Jan. 3, 2007 — These days it seems absurd to see a telephone handset tethered via curly-cue cord to its base station. Yet most of us still plug in to power up PDAs, laptops, cell phones, MP3 players, televisions and stereos.
Now researchers have built a wireless power transmitter that could cut the cord, so to speak.
The device is a 1-millimeter-thick sheet containing electronic parts made from flexible, plastic semiconductor materials.
Thin and lightweight, the sheet can be imbedded into desktops, walls, floors or ceilings, to power nearby electronic devices. The result: ubiquitous charging without any tripping over cords.
"The system selectively feeds power as high as 30 watts to electronic objects placed upon it," said associate professor Takao Someya of University of Tokyo, who developed the technology with colleague Takayasu Sakurai.
"Thirty watts is enough to drive a small laptop computer," said Someya.

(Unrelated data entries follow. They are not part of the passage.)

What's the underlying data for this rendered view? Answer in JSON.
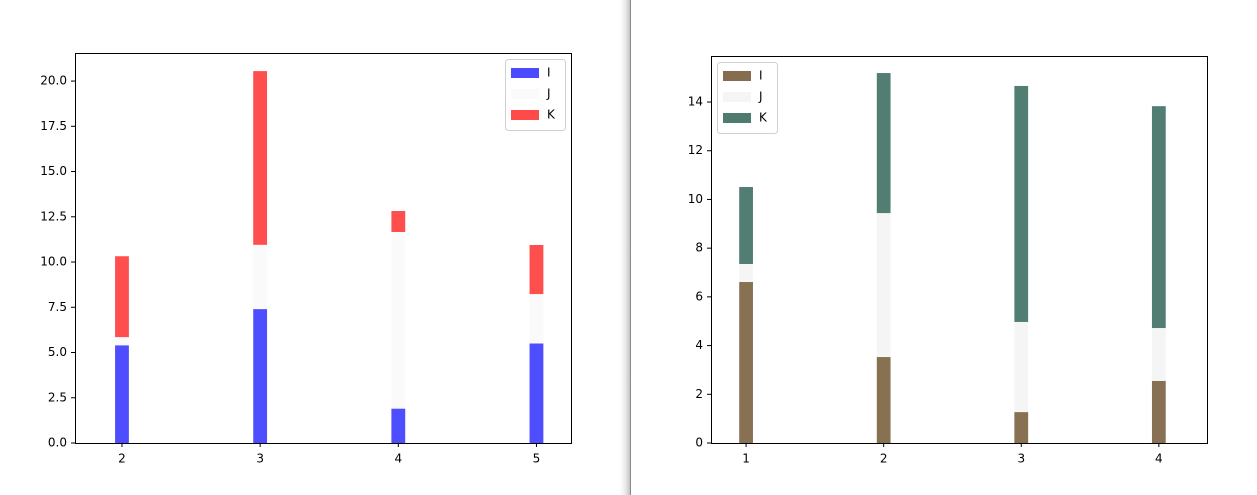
{
  "chart_data": [
    {
      "type": "bar",
      "stacked": true,
      "legend": "upper right",
      "x": [
        2,
        3,
        4,
        5
      ],
      "xlim": [
        1.66,
        5.25
      ],
      "xticks": [
        2,
        3,
        4,
        5
      ],
      "ylim": [
        0,
        21.55
      ],
      "yticks": [
        {
          "value": 0,
          "label": "0.0"
        },
        2.5,
        {
          "value": 5,
          "label": "5.0"
        },
        7.5,
        {
          "value": 10,
          "label": "10.0"
        },
        12.5,
        {
          "value": 15,
          "label": "15.0"
        },
        17.5,
        {
          "value": 20,
          "label": "20.0"
        }
      ],
      "series": [
        {
          "name": "I",
          "color": "#4a4aff",
          "values": [
            5.4,
            7.4,
            1.9,
            5.5
          ]
        },
        {
          "name": "J",
          "color": "#fafafa",
          "values": [
            0.45,
            3.55,
            9.76,
            2.73
          ]
        },
        {
          "name": "K",
          "color": "#ff4a4a",
          "values": [
            4.47,
            9.6,
            1.16,
            2.71
          ]
        }
      ]
    },
    {
      "type": "bar",
      "stacked": true,
      "legend": "upper left",
      "x": [
        1,
        2,
        3,
        4
      ],
      "xlim": [
        0.745,
        4.35
      ],
      "xticks": [
        1,
        2,
        3,
        4
      ],
      "ylim": [
        0,
        15.89
      ],
      "yticks": [
        0,
        2,
        4,
        6,
        8,
        10,
        12,
        14
      ],
      "series": [
        {
          "name": "I",
          "color": "#866d4f",
          "values": [
            6.61,
            3.53,
            1.27,
            2.55
          ]
        },
        {
          "name": "J",
          "color": "#f5f5f5",
          "values": [
            0.74,
            5.91,
            3.7,
            2.17
          ]
        },
        {
          "name": "K",
          "color": "#4f7a6f",
          "values": [
            3.16,
            5.75,
            9.69,
            9.11
          ]
        }
      ]
    }
  ]
}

Unlike transmitting information through the air — think wireless Internet — transmitting energy is tricky. The challenge is that the energy disperses, making the transfer inefficient.

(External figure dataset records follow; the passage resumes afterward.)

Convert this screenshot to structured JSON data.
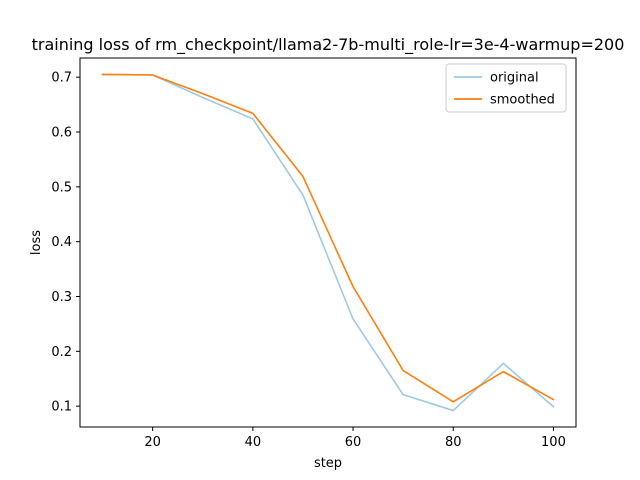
{
  "chart_data": {
    "type": "line",
    "title": "training loss of rm_checkpoint/llama2-7b-multi_role-lr=3e-4-warmup=200",
    "xlabel": "step",
    "ylabel": "loss",
    "x": [
      10,
      20,
      30,
      40,
      50,
      60,
      70,
      80,
      90,
      100
    ],
    "xlim": [
      5.5,
      104.5
    ],
    "ylim": [
      0.062,
      0.735
    ],
    "xticks": [
      20,
      40,
      60,
      80,
      100
    ],
    "yticks": [
      0.1,
      0.2,
      0.3,
      0.4,
      0.5,
      0.6,
      0.7
    ],
    "xtick_labels": [
      "20",
      "40",
      "60",
      "80",
      "100"
    ],
    "ytick_labels": [
      "0.1",
      "0.2",
      "0.3",
      "0.4",
      "0.5",
      "0.6",
      "0.7"
    ],
    "grid": false,
    "legend_position": "top-right",
    "series": [
      {
        "name": "original",
        "color": "#9ecae1",
        "values": [
          0.705,
          0.704,
          0.663,
          0.624,
          0.485,
          0.259,
          0.121,
          0.092,
          0.178,
          0.099
        ]
      },
      {
        "name": "smoothed",
        "color": "#ff7f0e",
        "values": [
          0.705,
          0.704,
          0.67,
          0.634,
          0.519,
          0.318,
          0.165,
          0.108,
          0.163,
          0.112
        ]
      }
    ]
  }
}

And there is also the issue of safety, said assistant professor Marin Soljacic of the Massachusetts Institute of Technology.
"You want to deliver watts from a source to a device and hopefully not burn humans or cats or whatever lives in the room," he said.

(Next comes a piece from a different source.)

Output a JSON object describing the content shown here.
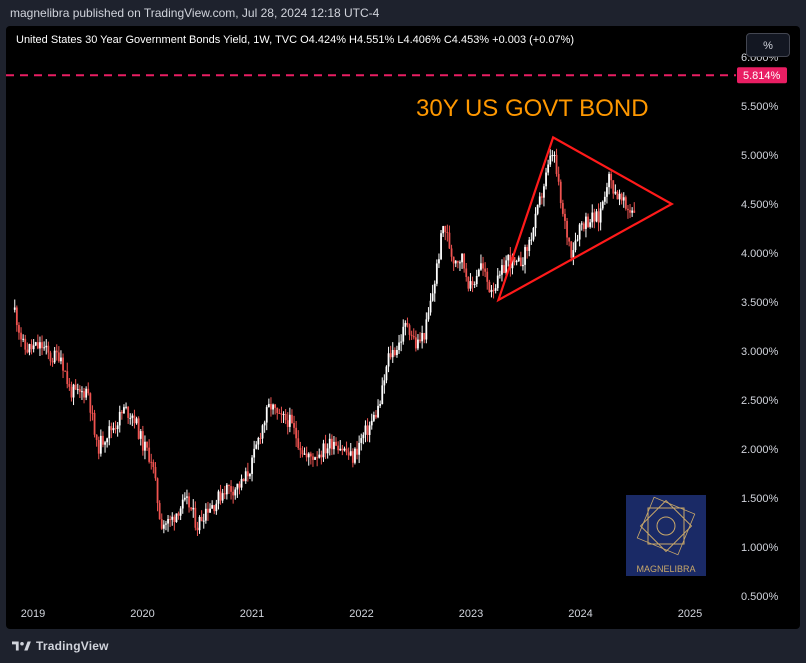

Soljacic's team is working on a system of power transmission analogous to the wireless Internet — energy would flow over a few feet and electronic devices would simply have to be in the same room as a transmitter to be charged.
The power sheet overcomes both of these hurdles because it can transmit energy over a short distance (between the pad and the device), and transmit the energy using a magnetic field, which isn't harmful to humans.
First, the power sheet must be plugged into a power generator, battery or electrical outlet. When an object is placed on the sheet, an array of so-called "receiver" coils embedded in the sheet sense the object's location.
At the same time, the alternating current from the power source flows through a different array of so-called "sender" coils, producing a magnetic field.
The magnetic field causes tiny switches to flux back and forth and deliver the energy wirelessly to the receiver coils.
From there, the energy is delivered to the electronic object to be charged as it rests on top of the receiver coils.
The ability to transmit the power selectively to the position of the object, said Someya, significantly reduces the amount of energy that would otherwise disperse.
Someya and his team are working to improve the tiny components within the power sheet and think it could reach the market in about five years.